Between the Hospital and the Street: Addressing a Crucial Gap in Care
By Eric Wicklund
A unique program in Salt Lake City is managing care for underserved patients who live on the street or in an unsafe location, and helping hospitals reduce ED crowding, improve care coordination and reduce costs in the process.
The INN Between is a nine-year-old program that began as a 16-bed Catholic convent and is now an 80-bed “assisted living facility” of sorts, offering everything from hospice care to rehabilitation and care management services.
The organization addresses a significant care gap for health systems and hospitals who see these patients in their Emergency Departments and ICUs—and who often discharge them to an uncertain care landscape.
“How can they continue to care for the individual if they’re not going to a home?” notes Jillian Olmsted, The INN Between’s CEO and executive director. “And how can they make sure they’re getting back to those appointments?”
Seeking support from providers
When the organization first opened its doors, Olmsted says, Salt Lake City’s two main health systems, Intermountain and the University of Utah Health’s Huntsman Cancer Institute, paid a per-bed per-night fee to house discharged patients, but that arrangement soon ended. Intermountain now provides a charitable donation, and The INN Between, which operates year-to-year on a budget of $1.6 million (recently cut down from $2 million), exists on a mishmash of charitable donations, grants, and the occasional federal or state subsidy.
According to Olmsted, an independent study found The INN Between has helped local hospitals reduce the average yearly length of stay for this population by 13.49 days from admission to discharge, representing a 91.44% decrease in hospital utilization and about $47,000 in annual savings per patient.
Olmsted is hoping to present this study to health system executives this fall.
“They are the primary beneficiaries of this program aside from the patient,” she notes, and hospitals “are extremely motivated to discharge to someplace other than a shelter.”
She says the organization serves a variety of needs, including hospice and medical respite care. It also acts as a temporary home for patients with complex care issues, such as transplants, recent surgeries and those undergoing cancer treatment, patients with chronic care issues like uncontrolled diabetes, all of which might need a safe home environment in order to qualify for medical care.
“So we help clear up all those barriers for them, maybe help get them on Social Security, get their ID, Social Security card, all the things that prevent them from getting into some sort of housing,” she says.
Addressing a societal concern
Without a resource like The INN Between, it’s likely a lot of these patients would fall through the cracks. They’d return to the streets or another unsafe living situation, ignore follow-up appointments and prescriptions, and eventually show up in the ED with a more serious health concern, repeating the ED-to-ED cycle.
According to Greendoors, which develops community partnership programs to help the homeless, each visit to an ED costs $3,700; at an average of five ED visits a year, that’s at least $18,500, with much higher costs for frequent users. In addition, homeless patients often spend at least three days in the hospital, at a cost of more than $9,000.
Continuing that thread, roughly 80% of ED visits by the homeless are for medical issues that could have been prevented through preventative care, and the homeless are at a far higher risk of developing chronic health concerns. Little data is available on the cost to the healthcare industry for missed care appointments or unfilled prescriptions. Finally, these costs are usually not recouped by health systems and hospitals.
Providing a place to Stay
Olmsted says The INN Between is staffed by some nurses and CNAs, care coordinators and case managers, a wide assortment of volunteers, including chaplains, representatives from Mental Health America, and occasionally social workers or people on internships or some other arranged program. Hospice care is coordinated through the hospice care provider of the patient’s choice. And through the national No One Dies Alone (NODA) program, volunteers are on hand to sit at a patient’s bedside during their final days.
“It’s just an extra set of eyes and ears for maybe when someone’s no longer able to push the call button,” Olmsted says, adding that each patient who passes away is remembered in a house meeting later on.
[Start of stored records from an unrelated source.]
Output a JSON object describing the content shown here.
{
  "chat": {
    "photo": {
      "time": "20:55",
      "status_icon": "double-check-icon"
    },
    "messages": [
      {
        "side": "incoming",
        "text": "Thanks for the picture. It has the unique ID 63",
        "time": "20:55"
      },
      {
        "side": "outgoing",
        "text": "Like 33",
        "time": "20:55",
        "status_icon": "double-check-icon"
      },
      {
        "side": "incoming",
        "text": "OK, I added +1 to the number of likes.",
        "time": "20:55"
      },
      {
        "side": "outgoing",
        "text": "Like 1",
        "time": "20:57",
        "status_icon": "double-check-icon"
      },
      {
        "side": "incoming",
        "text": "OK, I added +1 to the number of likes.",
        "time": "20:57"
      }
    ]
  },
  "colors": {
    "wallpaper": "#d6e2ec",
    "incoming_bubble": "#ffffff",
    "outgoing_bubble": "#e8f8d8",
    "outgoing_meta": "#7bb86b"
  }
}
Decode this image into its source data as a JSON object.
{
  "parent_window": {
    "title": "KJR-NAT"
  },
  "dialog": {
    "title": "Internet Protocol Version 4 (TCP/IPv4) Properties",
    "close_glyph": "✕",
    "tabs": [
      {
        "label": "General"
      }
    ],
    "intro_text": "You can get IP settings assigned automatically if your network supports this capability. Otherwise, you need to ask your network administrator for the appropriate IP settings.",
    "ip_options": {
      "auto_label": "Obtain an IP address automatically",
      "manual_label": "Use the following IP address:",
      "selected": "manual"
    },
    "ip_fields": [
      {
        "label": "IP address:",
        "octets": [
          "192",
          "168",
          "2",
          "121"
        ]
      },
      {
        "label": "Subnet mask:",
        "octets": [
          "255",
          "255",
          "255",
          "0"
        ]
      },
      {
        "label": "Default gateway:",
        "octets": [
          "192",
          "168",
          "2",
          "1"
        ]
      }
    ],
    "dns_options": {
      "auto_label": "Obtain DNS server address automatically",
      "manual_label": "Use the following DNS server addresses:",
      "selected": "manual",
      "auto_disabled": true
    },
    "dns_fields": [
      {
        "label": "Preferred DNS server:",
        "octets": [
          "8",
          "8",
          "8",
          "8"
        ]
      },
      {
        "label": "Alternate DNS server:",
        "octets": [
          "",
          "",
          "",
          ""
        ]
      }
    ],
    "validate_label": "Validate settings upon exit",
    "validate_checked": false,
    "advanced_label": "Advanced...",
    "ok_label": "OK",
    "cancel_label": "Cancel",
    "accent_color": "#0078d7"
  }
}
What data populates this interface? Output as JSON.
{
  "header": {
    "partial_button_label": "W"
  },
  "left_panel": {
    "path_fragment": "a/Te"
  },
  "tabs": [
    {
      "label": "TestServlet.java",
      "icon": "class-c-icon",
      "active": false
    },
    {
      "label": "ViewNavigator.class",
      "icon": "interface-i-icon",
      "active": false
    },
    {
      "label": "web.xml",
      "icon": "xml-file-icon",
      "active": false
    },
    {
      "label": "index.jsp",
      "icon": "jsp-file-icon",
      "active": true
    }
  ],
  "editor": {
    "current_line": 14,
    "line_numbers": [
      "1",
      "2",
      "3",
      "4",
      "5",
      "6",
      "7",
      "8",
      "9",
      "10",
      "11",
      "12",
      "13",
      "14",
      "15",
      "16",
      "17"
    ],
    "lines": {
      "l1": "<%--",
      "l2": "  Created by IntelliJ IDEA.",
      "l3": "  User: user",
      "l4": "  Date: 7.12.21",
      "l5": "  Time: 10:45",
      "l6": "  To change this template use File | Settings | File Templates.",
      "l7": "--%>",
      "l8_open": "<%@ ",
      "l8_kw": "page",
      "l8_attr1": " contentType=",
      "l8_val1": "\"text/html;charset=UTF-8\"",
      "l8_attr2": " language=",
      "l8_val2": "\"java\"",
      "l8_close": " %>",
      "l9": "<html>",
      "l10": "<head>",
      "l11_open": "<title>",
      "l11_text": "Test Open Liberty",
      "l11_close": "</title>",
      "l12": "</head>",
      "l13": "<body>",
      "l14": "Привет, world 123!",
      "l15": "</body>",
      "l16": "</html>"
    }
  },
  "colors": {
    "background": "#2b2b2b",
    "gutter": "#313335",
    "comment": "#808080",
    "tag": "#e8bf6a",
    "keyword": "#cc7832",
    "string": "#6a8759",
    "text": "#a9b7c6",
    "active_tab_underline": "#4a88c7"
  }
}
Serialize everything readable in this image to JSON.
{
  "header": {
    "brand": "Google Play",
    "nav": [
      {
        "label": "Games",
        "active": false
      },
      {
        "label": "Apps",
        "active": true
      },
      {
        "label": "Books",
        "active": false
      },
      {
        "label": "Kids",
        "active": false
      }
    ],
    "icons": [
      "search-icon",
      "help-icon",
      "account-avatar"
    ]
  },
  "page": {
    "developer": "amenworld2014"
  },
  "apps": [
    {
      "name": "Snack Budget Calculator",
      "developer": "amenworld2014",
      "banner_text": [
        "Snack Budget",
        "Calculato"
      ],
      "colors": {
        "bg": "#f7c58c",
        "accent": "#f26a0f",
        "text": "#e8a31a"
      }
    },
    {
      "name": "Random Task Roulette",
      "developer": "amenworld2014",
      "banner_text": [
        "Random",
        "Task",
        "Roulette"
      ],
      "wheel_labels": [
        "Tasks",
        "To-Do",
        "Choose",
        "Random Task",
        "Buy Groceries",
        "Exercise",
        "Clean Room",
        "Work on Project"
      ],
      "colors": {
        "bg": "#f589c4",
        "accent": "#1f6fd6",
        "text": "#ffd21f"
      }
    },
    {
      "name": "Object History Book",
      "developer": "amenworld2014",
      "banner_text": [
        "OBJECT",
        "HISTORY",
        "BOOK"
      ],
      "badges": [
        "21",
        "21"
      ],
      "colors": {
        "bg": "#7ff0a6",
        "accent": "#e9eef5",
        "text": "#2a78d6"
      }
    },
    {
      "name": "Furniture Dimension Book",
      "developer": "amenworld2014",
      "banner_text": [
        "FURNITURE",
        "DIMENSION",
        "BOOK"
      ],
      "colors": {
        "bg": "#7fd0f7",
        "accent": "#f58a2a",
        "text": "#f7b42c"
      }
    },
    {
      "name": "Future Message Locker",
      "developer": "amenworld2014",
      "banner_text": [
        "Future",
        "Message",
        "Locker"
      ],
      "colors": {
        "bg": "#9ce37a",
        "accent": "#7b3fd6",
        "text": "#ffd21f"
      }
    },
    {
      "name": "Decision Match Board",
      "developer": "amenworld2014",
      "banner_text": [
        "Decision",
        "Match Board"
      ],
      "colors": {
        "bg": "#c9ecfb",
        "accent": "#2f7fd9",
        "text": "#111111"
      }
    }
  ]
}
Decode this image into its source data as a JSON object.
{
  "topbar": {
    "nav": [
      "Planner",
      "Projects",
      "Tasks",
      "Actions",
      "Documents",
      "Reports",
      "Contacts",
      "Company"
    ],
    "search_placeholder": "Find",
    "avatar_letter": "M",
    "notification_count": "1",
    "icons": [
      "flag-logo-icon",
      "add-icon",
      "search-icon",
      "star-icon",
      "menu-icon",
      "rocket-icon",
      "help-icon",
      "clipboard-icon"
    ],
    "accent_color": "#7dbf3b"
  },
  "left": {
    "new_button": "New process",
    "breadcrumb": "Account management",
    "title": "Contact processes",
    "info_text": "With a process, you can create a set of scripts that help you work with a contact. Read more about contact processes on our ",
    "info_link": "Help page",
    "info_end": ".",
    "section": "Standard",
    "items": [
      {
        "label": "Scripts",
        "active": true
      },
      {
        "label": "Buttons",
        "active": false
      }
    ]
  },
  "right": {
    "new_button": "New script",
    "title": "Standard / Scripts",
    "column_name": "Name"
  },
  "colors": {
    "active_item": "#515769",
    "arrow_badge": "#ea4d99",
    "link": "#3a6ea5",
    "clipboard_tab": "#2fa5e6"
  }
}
She says there are plenty of stories about the people who stay there.
“People come in with rough exteriors, not willing to accept help,” she says. “They’ve lost trust in healthcare. They’ve lost trust in homeless services, but here they have their own room and a TV. And they get to choose when they eat, and they have a dresser, and I think it just helps people change and think, ‘Maybe there’s something different for me. Maybe I don’t need to just stay in the cycle of homelessness and, you know, in and out of the shelter.’”
The INN Between can’t currently bill payers for its services. Olmsted is working with a lobbyist to push passage of state legislation that would enable them to qualify for a Medicaid waiver that would allow health plans to pay for medical respite care and housing support for homeless beneficiaries as medical expenses.
The push for permanent source of funding is crucial, as is the quest for support from the healthcare industry, including hospitals and health systems. Olmsted says The INN Between serves an important role in the healthcare ecosystem that is often overlooked or addressed by small groups, charities, and the likes of the Ronald McDonald House.
“My hope would just be that if we can have a sustainable funding stream that we would just be a really good model for different states to follow,” she says.
Eric Wicklund is the associate content manager and senior editor for Innovation at HealthLeaders.